Погибли не все. Множество из них оказалось без крова, покалеченные обрубки, ослепшие щенки они шли от городов и натыкались на меня. И я не смог следовать правилам. Как жнец под конец лета я собирал их, собирал как урожай. Я привязался к этому миру и к этому народу. Мне было их жалко, и потому я увековечил их. Увековечил их в себе.
Мне 1000 лет. В своих скитаниях я набрел на эту станцию. Груда металла, чудом хранящая в себе жизнь, механическое дыхание, идущее по коридорам - я был зачарован этим чудом. Я прошел ее вдоль и поперек, и понял, как мала она, но сколь многих людей содержит.

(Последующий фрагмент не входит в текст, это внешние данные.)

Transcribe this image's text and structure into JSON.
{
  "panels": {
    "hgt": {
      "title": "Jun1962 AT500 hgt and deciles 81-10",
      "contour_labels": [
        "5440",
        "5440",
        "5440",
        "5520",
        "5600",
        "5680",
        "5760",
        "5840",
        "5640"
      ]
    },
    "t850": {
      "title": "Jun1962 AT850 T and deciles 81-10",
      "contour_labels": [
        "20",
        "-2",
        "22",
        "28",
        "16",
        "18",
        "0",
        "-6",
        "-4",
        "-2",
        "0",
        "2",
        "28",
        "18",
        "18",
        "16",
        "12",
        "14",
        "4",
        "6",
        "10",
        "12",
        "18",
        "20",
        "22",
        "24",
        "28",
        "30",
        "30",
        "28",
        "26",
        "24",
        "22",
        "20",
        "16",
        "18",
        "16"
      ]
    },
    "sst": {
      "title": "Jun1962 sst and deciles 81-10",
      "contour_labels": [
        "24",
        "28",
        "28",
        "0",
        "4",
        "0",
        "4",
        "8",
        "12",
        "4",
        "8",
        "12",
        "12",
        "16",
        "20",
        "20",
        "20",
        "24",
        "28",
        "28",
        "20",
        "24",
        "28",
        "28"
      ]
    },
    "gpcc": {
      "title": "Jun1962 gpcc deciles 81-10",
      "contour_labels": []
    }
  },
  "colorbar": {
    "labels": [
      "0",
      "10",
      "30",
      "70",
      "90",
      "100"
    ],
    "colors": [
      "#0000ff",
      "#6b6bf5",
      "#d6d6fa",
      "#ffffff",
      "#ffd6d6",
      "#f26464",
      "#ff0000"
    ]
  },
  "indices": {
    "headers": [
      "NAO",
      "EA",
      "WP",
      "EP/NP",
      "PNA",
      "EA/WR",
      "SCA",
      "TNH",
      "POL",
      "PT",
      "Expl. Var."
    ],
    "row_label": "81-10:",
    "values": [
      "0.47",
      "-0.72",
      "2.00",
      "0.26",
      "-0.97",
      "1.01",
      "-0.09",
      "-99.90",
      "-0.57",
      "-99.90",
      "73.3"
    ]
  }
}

Я встретил ее там же. Она была прекрасна, настоящий алмаз человечества. Наша любовь вспыхнула как беснующееся пламя забытого всеми, кроме меня мира. Она была непохожа ни на одну из увиденных мною, ни на одну из принятых мною. И я снова стал мальчишкой. Вся та тяжесть времени, которую я отчетливо ощущал своими плечами, она умело сняла ее, превратила в прах. Мы долгими ночами сидели и болтали о всяком.
Вскоре она узнала мою природу и не отвергла меня. Наша любовь лишь стала сильнее. Она любила слушать истории о далеких мирах, чей рассвет я наблюдал и чью гибель я предрекал. Но все, что имеет начало, имеет и конец. Она поняла это первой. Она осознала, что не вечна, что время, которое не замечает меня, изменит ее. И потому попросила меня о чуде. Я бесновался, пытался показать ей, что это вовсе не чудо, что это билет в один конец. Я умолял ее, просил одуматься. Я обещал ей то, что сам знал, выполнить не смогу. Но она была тверда в своих намерениях.

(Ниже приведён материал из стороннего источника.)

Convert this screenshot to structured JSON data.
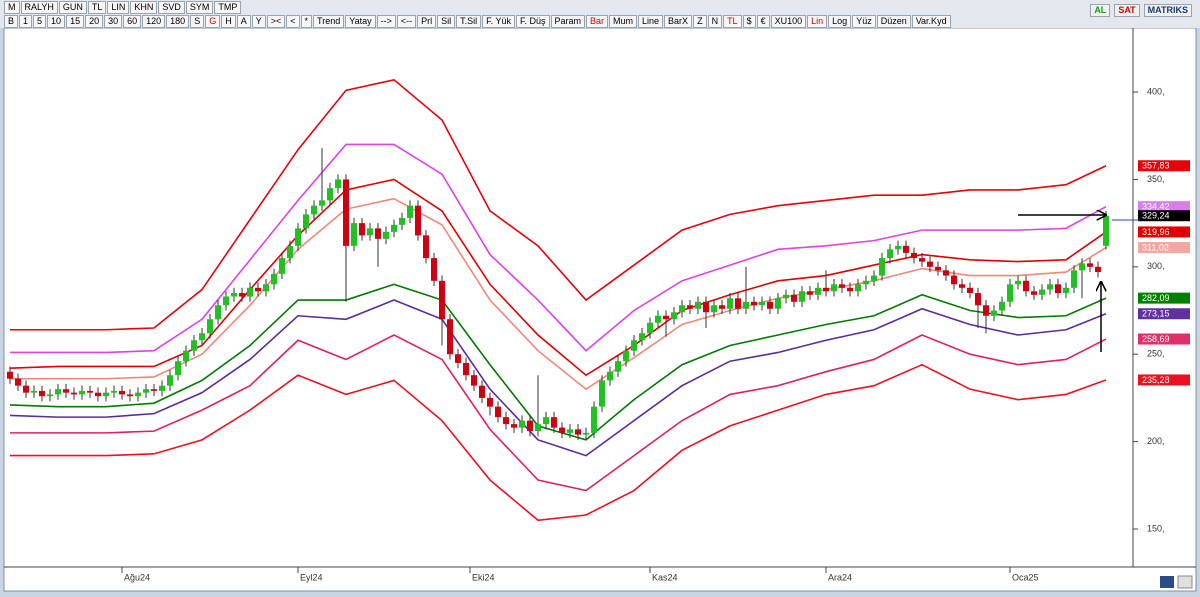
{
  "toolbar": {
    "row1": [
      "M",
      "RALYH",
      "GUN",
      "TL",
      "LIN",
      "KHN",
      "SVD",
      "SYM",
      "TMP"
    ],
    "row2": [
      "B",
      "1",
      "5",
      "10",
      "15",
      "20",
      "30",
      "60",
      "120",
      "180",
      "S",
      {
        "text": "G",
        "color": "#d00000"
      },
      "H",
      "A",
      "Y",
      "><",
      "<",
      "*",
      "Trend",
      "Yatay",
      "-->",
      "<--",
      "Prl",
      "Sil",
      "T.Sil",
      "F. Yük",
      "F. Düş",
      "Param",
      {
        "text": "Bar",
        "color": "#d00000"
      },
      "Mum",
      "Line",
      "BarX",
      "Z",
      "N",
      {
        "text": "TL",
        "color": "#d00000"
      },
      "$",
      "€",
      "XU100",
      {
        "text": "Lin",
        "color": "#d00000"
      },
      "Log",
      "Yüz",
      "Düzen",
      "Var.Kyd"
    ],
    "right": [
      {
        "text": "AL",
        "color": "#10a010"
      },
      {
        "text": "SAT",
        "color": "#d00000"
      },
      {
        "text": "MATRIKS",
        "color": "#1a3a6a"
      }
    ]
  },
  "chart_data": {
    "type": "candlestick",
    "up_color": "#22c022",
    "down_color": "#d00010",
    "xlim": [
      -0.25,
      140.375
    ],
    "ylim": [
      129.4,
      435.5
    ],
    "xticks": [
      {
        "value": 14,
        "label": "Ağu24"
      },
      {
        "value": 36,
        "label": "Eyl24"
      },
      {
        "value": 57.5,
        "label": "Eki24"
      },
      {
        "value": 80,
        "label": "Kas24"
      },
      {
        "value": 102,
        "label": "Ara24"
      },
      {
        "value": 125,
        "label": "Oca25"
      }
    ],
    "yticks": [
      {
        "value": 150,
        "label": "150,"
      },
      {
        "value": 200,
        "label": "200,"
      },
      {
        "value": 250,
        "label": "250,"
      },
      {
        "value": 300,
        "label": "300,"
      },
      {
        "value": 350,
        "label": "350,"
      },
      {
        "value": 400,
        "label": "400,"
      }
    ],
    "open": [
      240,
      236,
      232,
      228,
      229,
      226,
      227,
      230,
      228,
      227,
      229,
      228,
      226,
      228,
      229,
      227,
      226,
      228,
      230,
      229,
      232,
      238,
      246,
      252,
      258,
      262,
      270,
      278,
      283,
      285,
      283,
      288,
      286,
      290,
      296,
      305,
      312,
      322,
      330,
      335,
      338,
      345,
      350,
      312,
      325,
      318,
      322,
      316,
      320,
      324,
      328,
      335,
      318,
      305,
      292,
      270,
      250,
      245,
      238,
      232,
      225,
      220,
      214,
      210,
      208,
      212,
      206,
      210,
      214,
      208,
      205,
      207,
      204,
      205,
      220,
      235,
      240,
      246,
      252,
      258,
      262,
      268,
      272,
      270,
      274,
      278,
      276,
      280,
      274,
      278,
      276,
      282,
      276,
      280,
      278,
      280,
      276,
      282,
      284,
      280,
      286,
      284,
      288,
      286,
      290,
      288,
      286,
      290,
      292,
      295,
      305,
      310,
      312,
      308,
      305,
      303,
      300,
      298,
      295,
      290,
      288,
      285,
      278,
      272,
      275,
      280,
      290,
      292,
      286,
      284,
      287,
      290,
      285,
      288,
      298,
      302,
      300,
      312
    ],
    "high": [
      243,
      239,
      235,
      232,
      232,
      230,
      233,
      233,
      231,
      232,
      232,
      231,
      231,
      232,
      232,
      230,
      231,
      233,
      233,
      235,
      241,
      249,
      255,
      261,
      265,
      273,
      281,
      286,
      288,
      288,
      291,
      291,
      293,
      299,
      308,
      315,
      325,
      333,
      338,
      368,
      348,
      353,
      353,
      328,
      328,
      325,
      325,
      323,
      327,
      331,
      338,
      338,
      321,
      308,
      295,
      273,
      253,
      248,
      241,
      235,
      228,
      223,
      217,
      213,
      215,
      215,
      238,
      217,
      217,
      211,
      210,
      210,
      208,
      223,
      238,
      243,
      249,
      255,
      261,
      265,
      271,
      275,
      275,
      277,
      281,
      281,
      283,
      283,
      281,
      281,
      285,
      285,
      300,
      283,
      283,
      283,
      285,
      287,
      287,
      289,
      289,
      291,
      298,
      293,
      293,
      291,
      293,
      295,
      298,
      308,
      313,
      315,
      315,
      311,
      308,
      306,
      303,
      301,
      298,
      293,
      291,
      288,
      281,
      278,
      283,
      293,
      295,
      295,
      289,
      290,
      293,
      293,
      291,
      301,
      305,
      305,
      303,
      332
    ],
    "low": [
      233,
      229,
      225,
      225,
      223,
      223,
      224,
      225,
      224,
      224,
      225,
      223,
      223,
      225,
      224,
      223,
      223,
      225,
      226,
      226,
      229,
      235,
      243,
      249,
      255,
      259,
      267,
      275,
      280,
      280,
      280,
      283,
      283,
      287,
      293,
      302,
      309,
      319,
      327,
      332,
      335,
      342,
      280,
      309,
      315,
      315,
      300,
      313,
      317,
      321,
      325,
      315,
      302,
      289,
      255,
      247,
      242,
      235,
      229,
      222,
      215,
      211,
      207,
      205,
      205,
      203,
      203,
      207,
      205,
      202,
      202,
      201,
      201,
      202,
      217,
      232,
      237,
      243,
      249,
      255,
      259,
      265,
      260,
      267,
      271,
      273,
      273,
      265,
      271,
      273,
      273,
      273,
      273,
      275,
      275,
      273,
      273,
      279,
      277,
      277,
      281,
      281,
      283,
      283,
      285,
      283,
      283,
      287,
      289,
      292,
      302,
      307,
      305,
      302,
      300,
      297,
      295,
      292,
      287,
      285,
      282,
      265,
      262,
      269,
      272,
      277,
      287,
      283,
      281,
      281,
      284,
      282,
      282,
      285,
      282,
      297,
      294,
      310
    ],
    "close": [
      236,
      232,
      228,
      229,
      226,
      227,
      230,
      228,
      227,
      229,
      228,
      226,
      228,
      229,
      227,
      226,
      228,
      230,
      229,
      232,
      238,
      246,
      252,
      258,
      262,
      270,
      278,
      283,
      285,
      283,
      288,
      286,
      290,
      296,
      305,
      312,
      322,
      330,
      335,
      338,
      345,
      350,
      312,
      325,
      318,
      322,
      316,
      320,
      324,
      328,
      335,
      318,
      305,
      292,
      270,
      250,
      245,
      238,
      232,
      225,
      220,
      214,
      210,
      208,
      212,
      206,
      210,
      214,
      208,
      205,
      207,
      204,
      205,
      220,
      235,
      240,
      246,
      252,
      258,
      262,
      268,
      272,
      270,
      274,
      278,
      276,
      280,
      274,
      278,
      276,
      282,
      276,
      280,
      278,
      280,
      276,
      282,
      284,
      280,
      286,
      284,
      288,
      286,
      290,
      288,
      286,
      290,
      292,
      295,
      305,
      310,
      312,
      308,
      305,
      303,
      300,
      298,
      295,
      290,
      288,
      285,
      278,
      272,
      275,
      280,
      290,
      292,
      286,
      284,
      287,
      290,
      285,
      288,
      298,
      302,
      300,
      297,
      329.24
    ],
    "band_x": [
      0,
      6,
      12,
      18,
      24,
      30,
      36,
      42,
      48,
      54,
      60,
      66,
      72,
      78,
      84,
      90,
      96,
      102,
      108,
      114,
      120,
      126,
      132,
      137
    ],
    "series": [
      {
        "color": "#e8000a",
        "values": [
          264,
          264,
          264,
          265,
          287,
          327,
          367,
          401,
          407,
          384,
          332,
          312,
          281,
          301,
          321,
          330,
          335,
          338,
          341,
          341,
          344,
          344,
          347,
          357.83
        ]
      },
      {
        "color": "#e040e8",
        "values": [
          251,
          251,
          251,
          252,
          270,
          304,
          338,
          370,
          370,
          353,
          307,
          281,
          252,
          275,
          292,
          301,
          310,
          312,
          315,
          321,
          321,
          321,
          322,
          334.42
        ]
      },
      {
        "color": "#e00000",
        "values": [
          242,
          243,
          243,
          243,
          255,
          287,
          318,
          344,
          350,
          332,
          290,
          261,
          238,
          255,
          275,
          284,
          292,
          295,
          301,
          307,
          304,
          303,
          304,
          319.96
        ]
      },
      {
        "color": "#f08878",
        "values": [
          236,
          236,
          236,
          237,
          250,
          278,
          310,
          333,
          339,
          324,
          281,
          252,
          230,
          248,
          267,
          275,
          282,
          287,
          292,
          299,
          295,
          295,
          297,
          311.02
        ]
      },
      {
        "color": "#007a00",
        "values": [
          221,
          220,
          220,
          222,
          235,
          255,
          281,
          281,
          290,
          281,
          244,
          209,
          201,
          224,
          244,
          255,
          261,
          267,
          272,
          284,
          275,
          271,
          272,
          282.09
        ]
      },
      {
        "color": "#5a2aa0",
        "values": [
          215,
          214,
          214,
          216,
          228,
          247,
          272,
          270,
          281,
          270,
          230,
          201,
          192,
          212,
          232,
          246,
          251,
          258,
          264,
          276,
          267,
          261,
          264,
          273.15
        ]
      },
      {
        "color": "#e0205e",
        "values": [
          205,
          205,
          205,
          206,
          218,
          232,
          258,
          247,
          261,
          247,
          207,
          178,
          172,
          192,
          212,
          227,
          232,
          240,
          247,
          261,
          250,
          244,
          247,
          258.69
        ]
      },
      {
        "color": "#ee1020",
        "values": [
          192,
          192,
          192,
          193,
          201,
          218,
          238,
          227,
          235,
          212,
          178,
          155,
          158,
          172,
          195,
          209,
          218,
          227,
          232,
          244,
          230,
          224,
          227,
          235.28
        ]
      }
    ],
    "price_labels": [
      {
        "value": 357.83,
        "label": "357,83",
        "color": "#e8000a"
      },
      {
        "value": 334.42,
        "label": "334,42",
        "color": "#d880e8"
      },
      {
        "value": 329.24,
        "label": "329,24",
        "color": "#000000"
      },
      {
        "value": 319.96,
        "label": "319,96",
        "color": "#e00000"
      },
      {
        "value": 311.02,
        "label": "311,02",
        "color": "#f0a8a0"
      },
      {
        "value": 282.09,
        "label": "282,09",
        "color": "#008000"
      },
      {
        "value": 273.15,
        "label": "273,15",
        "color": "#6030a0"
      },
      {
        "value": 258.69,
        "label": "258,69",
        "color": "#e0306a"
      },
      {
        "value": 235.28,
        "label": "235,28",
        "color": "#ee1020"
      }
    ]
  }
}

В тот вечер я принял ее. В следующий вечер за мною пришли.
И вот теперь я шагаю по холодному металлу. Они тоже познали мою природу, и потому боятся меня.
Я ложусь на выдвинутую полку. Они знают, что снотворное не подействует. Офицеры задвинули полку внутрь. Вокруг стало темно.
Я считаю секунды до своей смерти, как Говард считал секунды до гулкого удара внизу карьера. Я более не боюсь, потому что не одинок. В моей голове уместился целый мир, и единственное, о чем я сожалею, это то, что к рассвету он погибнет.
Четыре…
-Говард, не уходи
Три…
-Я не смогу спасти ее, и ты это знаешь!
Два…
-Я вижу, ты слеп и страдаешь, но я помогу тебе.